La pose droite .            

La pose  plus connue, parallèle aux murs et à la porte d’accès. Un carrelage posé droit donnera un style plus classique à la pièce.

 

La pose en diagonale .        

Nombreux avantages comme de gommer les imperfections d’architecture et d’être très esthétique. Un carrelage posé en diagonale   aura l'effet d'augmenter la perception des dimensions de la pièce .En autres la pose en diagonale laissera à vos dégagements et hall d’entrée une vision bien plus aéré.

 

La pose en calepinage .       

Il s'agit de la pose de différents formats de carrelages imbriqués ensemble. Celle-ci a pour avantage de délimiter un espace, séparer une cuisine ouverte du salon ou créer un point de décoration au centre d’une pièce, sous une table par exemple, ou à l’entrée de l’habitation.

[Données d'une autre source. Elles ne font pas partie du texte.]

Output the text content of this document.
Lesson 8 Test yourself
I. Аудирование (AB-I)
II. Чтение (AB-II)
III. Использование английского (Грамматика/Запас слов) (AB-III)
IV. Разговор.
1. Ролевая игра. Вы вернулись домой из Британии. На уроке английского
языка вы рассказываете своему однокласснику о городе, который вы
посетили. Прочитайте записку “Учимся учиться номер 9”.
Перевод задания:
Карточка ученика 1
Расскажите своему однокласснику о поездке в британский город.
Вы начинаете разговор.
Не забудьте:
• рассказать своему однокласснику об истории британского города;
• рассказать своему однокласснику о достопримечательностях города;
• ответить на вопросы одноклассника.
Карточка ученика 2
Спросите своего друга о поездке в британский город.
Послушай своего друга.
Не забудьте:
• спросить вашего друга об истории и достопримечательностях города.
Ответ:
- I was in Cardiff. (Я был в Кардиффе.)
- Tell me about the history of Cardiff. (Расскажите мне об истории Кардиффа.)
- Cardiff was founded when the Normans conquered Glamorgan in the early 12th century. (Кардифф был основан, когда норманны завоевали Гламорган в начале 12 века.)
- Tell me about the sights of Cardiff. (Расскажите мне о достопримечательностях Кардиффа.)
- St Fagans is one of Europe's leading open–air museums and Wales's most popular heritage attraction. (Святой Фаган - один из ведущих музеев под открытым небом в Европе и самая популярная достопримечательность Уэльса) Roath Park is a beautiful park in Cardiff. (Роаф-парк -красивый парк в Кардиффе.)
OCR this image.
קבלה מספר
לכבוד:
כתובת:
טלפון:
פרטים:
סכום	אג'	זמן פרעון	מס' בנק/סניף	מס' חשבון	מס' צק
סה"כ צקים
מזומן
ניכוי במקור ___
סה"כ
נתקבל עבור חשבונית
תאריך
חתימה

Elle permet aussi de mettre en avant un certain graphisme de jeu de couleurs, de formats ou de matières.

 

La pose en damier .            

La pose en damier fait partie des calepinages les plus courants, notamment en cuisine ou salle de bains. En effet, (elle permet de mélanger 2 coloris ou 2 typologies de carreaux).A ce jour elle n’est plus utilisé que dans des lieux recevant du public.

 

 

Les différentes techniques de pose des carrelages de sol

 

Les carrelages de sol sont inévitablement soumis à différents types de tensions apparaissant au sein ou à l'interface des diverses couches du complexe plancher. Celles-ci sont notamment liées à la technique de pose. C'est la raison pour laquelle nous analyserons ici la manière dont ces tensions se répercutent dans le complexe planché dit « gros œuvre », compte tenu de ces différentes techniques.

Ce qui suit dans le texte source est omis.